Elle avait sur la joue une marque rouge correspondant aux cinq doigts d’une large main d’homme. Deux nattes se partageaient sa chevelure brune et elle tenait l’enfant serré contre elle en surveillant d’un œil inquiet ses ravisseurs. Ils n’avaient ni l’un ni l’autre l’énergie de pleurer.
Les cinq hommes étaient barbus et tous vêtus de la classique tenue de camouflage en provenance des surplus de l’armée d’avant-guerre.
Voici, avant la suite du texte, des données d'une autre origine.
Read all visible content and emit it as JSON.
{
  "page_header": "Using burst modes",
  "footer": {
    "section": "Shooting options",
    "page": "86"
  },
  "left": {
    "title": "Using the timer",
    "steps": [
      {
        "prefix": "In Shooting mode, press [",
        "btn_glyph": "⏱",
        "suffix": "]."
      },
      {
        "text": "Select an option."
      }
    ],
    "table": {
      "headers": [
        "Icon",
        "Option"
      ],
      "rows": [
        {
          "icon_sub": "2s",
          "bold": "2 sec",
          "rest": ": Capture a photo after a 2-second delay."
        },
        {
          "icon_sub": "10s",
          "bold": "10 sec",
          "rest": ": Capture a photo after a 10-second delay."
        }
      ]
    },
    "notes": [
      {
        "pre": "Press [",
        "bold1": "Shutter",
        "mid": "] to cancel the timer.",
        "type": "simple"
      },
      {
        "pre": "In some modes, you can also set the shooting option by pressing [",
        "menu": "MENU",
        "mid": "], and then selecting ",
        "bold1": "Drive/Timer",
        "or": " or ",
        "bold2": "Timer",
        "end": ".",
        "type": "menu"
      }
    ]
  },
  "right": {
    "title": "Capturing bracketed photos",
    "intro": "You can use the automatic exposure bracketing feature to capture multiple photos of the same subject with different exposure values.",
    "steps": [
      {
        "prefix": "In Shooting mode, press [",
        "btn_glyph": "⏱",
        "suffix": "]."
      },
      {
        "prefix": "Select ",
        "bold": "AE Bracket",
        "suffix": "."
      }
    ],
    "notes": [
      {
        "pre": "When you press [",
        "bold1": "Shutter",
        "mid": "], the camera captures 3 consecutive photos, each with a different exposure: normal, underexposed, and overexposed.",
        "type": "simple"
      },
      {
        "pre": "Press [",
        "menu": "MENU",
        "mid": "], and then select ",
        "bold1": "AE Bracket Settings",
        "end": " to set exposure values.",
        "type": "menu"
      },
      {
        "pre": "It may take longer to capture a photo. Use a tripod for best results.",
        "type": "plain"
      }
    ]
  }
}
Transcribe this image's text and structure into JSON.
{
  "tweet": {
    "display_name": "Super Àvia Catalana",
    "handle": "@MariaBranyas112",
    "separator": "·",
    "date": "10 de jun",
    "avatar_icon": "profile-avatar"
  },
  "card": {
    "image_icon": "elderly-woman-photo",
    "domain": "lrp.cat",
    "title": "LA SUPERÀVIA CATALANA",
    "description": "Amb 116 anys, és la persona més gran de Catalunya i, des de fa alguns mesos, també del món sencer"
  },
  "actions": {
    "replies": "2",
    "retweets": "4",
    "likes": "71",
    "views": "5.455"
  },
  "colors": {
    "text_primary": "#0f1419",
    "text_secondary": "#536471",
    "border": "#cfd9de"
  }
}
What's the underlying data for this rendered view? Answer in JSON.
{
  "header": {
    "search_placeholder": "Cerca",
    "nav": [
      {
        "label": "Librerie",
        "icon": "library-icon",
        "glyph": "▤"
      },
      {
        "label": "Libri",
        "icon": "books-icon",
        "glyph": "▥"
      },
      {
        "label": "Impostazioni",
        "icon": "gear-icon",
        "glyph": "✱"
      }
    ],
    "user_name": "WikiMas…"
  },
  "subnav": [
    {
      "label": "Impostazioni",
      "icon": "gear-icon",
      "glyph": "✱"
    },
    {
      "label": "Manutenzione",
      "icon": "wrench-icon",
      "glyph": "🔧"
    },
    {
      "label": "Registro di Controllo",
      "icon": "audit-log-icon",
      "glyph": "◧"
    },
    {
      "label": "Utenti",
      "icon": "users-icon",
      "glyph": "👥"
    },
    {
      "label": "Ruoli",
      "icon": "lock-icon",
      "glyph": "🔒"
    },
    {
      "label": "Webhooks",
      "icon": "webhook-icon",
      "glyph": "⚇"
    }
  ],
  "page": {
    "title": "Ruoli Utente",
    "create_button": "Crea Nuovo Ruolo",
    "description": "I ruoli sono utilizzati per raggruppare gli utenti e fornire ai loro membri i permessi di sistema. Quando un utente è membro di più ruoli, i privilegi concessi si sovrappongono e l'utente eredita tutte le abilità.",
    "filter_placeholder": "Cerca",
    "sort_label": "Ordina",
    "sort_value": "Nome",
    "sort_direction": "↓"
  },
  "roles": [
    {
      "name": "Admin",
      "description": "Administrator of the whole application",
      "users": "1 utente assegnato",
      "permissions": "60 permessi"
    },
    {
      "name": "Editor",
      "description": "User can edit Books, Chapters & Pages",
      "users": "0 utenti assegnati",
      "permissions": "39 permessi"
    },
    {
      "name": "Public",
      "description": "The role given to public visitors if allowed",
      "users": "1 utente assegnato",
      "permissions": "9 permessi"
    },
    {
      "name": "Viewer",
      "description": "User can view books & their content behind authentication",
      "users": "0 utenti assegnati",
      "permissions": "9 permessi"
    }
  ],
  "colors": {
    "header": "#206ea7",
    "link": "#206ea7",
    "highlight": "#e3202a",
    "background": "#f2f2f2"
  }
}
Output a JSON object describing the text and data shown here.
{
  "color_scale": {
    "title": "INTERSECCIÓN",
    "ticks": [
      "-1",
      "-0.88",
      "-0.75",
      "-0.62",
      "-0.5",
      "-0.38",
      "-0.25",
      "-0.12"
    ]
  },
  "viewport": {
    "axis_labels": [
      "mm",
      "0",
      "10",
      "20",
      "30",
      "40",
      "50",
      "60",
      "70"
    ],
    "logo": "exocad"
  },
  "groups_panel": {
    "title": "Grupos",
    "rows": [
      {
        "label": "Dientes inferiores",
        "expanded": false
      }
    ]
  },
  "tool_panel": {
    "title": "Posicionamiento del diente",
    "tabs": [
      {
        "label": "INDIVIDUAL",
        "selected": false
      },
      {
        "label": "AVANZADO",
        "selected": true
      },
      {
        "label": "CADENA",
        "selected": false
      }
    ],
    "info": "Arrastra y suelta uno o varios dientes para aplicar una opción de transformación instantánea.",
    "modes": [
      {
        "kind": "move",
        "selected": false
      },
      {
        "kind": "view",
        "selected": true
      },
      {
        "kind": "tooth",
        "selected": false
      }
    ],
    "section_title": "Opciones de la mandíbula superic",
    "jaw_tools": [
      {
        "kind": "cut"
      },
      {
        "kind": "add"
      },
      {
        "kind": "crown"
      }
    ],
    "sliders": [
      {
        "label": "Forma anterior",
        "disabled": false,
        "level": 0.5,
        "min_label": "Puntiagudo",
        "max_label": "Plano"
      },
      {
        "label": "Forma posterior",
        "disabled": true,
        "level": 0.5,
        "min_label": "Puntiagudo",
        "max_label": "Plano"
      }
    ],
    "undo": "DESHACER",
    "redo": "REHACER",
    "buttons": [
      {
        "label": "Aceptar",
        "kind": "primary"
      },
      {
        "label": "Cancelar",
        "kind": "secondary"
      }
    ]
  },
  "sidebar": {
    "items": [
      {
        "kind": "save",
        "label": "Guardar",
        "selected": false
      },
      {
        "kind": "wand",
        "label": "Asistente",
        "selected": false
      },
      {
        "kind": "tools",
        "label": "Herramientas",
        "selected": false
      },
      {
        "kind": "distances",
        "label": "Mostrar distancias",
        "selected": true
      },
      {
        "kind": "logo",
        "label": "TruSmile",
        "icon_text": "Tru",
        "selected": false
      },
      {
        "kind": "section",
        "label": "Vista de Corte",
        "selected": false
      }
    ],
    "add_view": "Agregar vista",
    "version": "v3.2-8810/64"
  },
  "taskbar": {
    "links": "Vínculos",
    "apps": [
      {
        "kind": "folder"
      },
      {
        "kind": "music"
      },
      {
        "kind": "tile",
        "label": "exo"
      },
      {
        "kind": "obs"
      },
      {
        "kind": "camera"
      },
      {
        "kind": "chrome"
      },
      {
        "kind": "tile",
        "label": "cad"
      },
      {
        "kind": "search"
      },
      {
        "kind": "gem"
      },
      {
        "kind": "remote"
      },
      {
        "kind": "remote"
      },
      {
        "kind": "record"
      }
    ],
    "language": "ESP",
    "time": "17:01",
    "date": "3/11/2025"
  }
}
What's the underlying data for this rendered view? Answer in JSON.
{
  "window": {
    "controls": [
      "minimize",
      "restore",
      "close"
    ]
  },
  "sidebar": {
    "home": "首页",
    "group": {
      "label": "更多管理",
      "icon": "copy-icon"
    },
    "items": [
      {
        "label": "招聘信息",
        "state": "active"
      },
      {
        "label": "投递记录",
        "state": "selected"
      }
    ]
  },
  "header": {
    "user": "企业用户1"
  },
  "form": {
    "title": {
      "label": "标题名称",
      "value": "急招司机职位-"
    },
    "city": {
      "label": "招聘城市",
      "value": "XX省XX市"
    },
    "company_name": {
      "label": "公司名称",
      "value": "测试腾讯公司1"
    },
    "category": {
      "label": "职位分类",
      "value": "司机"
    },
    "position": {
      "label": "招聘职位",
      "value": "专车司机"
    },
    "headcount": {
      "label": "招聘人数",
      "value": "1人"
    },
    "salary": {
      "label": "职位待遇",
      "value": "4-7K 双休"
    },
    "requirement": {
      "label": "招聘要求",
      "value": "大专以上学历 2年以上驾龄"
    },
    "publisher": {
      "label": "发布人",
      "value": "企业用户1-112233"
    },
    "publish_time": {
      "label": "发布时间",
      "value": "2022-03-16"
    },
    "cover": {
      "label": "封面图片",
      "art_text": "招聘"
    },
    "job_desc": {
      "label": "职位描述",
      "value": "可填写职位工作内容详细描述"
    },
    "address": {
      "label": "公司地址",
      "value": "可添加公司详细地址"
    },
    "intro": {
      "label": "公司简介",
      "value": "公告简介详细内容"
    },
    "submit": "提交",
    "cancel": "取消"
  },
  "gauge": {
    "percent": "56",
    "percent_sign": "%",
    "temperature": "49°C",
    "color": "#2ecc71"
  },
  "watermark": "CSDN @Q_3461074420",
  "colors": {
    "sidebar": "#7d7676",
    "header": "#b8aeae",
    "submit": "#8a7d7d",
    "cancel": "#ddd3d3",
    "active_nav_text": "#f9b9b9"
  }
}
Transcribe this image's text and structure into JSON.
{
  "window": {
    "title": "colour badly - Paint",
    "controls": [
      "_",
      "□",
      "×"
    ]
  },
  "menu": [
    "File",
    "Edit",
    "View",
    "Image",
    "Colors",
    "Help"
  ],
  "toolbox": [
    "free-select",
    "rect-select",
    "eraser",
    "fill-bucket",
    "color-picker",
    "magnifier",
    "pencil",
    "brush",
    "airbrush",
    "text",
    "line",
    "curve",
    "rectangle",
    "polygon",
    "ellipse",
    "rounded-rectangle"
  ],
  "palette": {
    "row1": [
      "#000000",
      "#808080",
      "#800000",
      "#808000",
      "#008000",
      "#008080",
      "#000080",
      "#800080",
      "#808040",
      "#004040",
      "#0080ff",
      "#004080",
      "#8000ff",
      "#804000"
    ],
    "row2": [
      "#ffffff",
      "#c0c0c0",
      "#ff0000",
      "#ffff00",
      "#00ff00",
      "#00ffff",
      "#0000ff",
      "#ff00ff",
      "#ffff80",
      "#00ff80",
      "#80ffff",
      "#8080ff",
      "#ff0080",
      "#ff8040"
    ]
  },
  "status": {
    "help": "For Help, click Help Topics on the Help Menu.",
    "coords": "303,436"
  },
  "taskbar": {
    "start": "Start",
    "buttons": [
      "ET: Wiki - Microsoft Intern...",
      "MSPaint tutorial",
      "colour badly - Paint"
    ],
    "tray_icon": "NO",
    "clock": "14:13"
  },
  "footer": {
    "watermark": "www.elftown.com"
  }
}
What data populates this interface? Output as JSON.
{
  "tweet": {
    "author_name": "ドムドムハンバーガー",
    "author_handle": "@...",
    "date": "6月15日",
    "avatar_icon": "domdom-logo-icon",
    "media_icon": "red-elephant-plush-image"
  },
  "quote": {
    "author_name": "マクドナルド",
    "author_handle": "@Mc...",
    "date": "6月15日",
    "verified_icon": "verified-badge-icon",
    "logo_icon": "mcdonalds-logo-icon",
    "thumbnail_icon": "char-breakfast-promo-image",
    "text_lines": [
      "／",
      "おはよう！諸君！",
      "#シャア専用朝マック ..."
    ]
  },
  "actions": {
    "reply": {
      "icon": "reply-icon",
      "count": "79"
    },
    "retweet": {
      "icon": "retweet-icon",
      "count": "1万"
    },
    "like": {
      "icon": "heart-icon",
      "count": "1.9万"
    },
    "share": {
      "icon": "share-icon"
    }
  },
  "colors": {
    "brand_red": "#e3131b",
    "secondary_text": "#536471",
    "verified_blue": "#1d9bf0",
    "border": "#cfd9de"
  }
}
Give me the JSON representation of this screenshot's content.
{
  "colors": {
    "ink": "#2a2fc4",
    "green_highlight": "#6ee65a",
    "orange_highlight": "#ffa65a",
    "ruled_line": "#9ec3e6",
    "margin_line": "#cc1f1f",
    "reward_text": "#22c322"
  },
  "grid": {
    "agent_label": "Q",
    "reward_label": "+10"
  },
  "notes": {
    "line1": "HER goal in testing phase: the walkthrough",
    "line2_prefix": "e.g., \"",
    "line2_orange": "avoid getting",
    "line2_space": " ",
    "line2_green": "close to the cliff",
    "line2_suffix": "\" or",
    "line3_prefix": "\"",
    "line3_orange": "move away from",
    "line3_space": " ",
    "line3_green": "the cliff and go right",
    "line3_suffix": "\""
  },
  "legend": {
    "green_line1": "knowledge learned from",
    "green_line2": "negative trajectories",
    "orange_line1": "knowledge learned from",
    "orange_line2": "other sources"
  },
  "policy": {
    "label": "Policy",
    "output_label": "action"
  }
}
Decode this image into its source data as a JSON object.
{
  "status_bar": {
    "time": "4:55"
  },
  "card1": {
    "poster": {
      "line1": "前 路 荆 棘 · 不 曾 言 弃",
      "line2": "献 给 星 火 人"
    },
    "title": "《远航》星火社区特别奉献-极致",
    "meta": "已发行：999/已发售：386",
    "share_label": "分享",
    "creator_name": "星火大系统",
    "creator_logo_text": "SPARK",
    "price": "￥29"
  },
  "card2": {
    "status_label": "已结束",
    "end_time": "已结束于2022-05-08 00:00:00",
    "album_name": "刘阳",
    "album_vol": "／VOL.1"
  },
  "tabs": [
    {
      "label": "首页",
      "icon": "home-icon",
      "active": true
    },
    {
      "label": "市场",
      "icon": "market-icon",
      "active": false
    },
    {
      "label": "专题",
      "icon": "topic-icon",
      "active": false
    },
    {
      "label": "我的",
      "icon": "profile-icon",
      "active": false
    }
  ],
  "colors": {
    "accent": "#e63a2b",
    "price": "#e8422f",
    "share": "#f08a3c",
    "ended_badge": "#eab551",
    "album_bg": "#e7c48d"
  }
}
Chacun d’entre eux portait également un ou plusieurs anneaux d’or au lobe de l’oreille gauche.
Des survivalistes ! Gordon fut saisi d’un haut-le-cœur.
Autrefois, avant l’Apocalypse, le terme avait eu diverses acceptions se référant à une vaste gamme de comportements ; ils allaient des préparatifs que dictait à l’homme de bon sens la nécessité de défendre sa communauté, jusqu’à la paranoïa antisociale des maniaques de la gâchette. D’un certain point de vue, il n’était pas exclu que Gordon lui-même pût être désigné comme un « survivaliste ». Toutefois, c’était la connotation de tueur qui avait prévalu après le désastre causé par les pires des représentants du groupe désigné sous ce terme.
Partout où l’avaient porté ses pas, il avait rencontré la même hostilité révoltée à l’égard de ces sinistres malfrats. Plus que sur l’ennemi dont les bombes et les microbes avaient exercé des ravages pendant la guerre d’Une Semaine, c’était sur ces hors-la-loi machistes que les gens de presque chaque comté, chaque village dévasté rejetaient la responsabilité des troubles qui avaient entraîné l’effondrement final.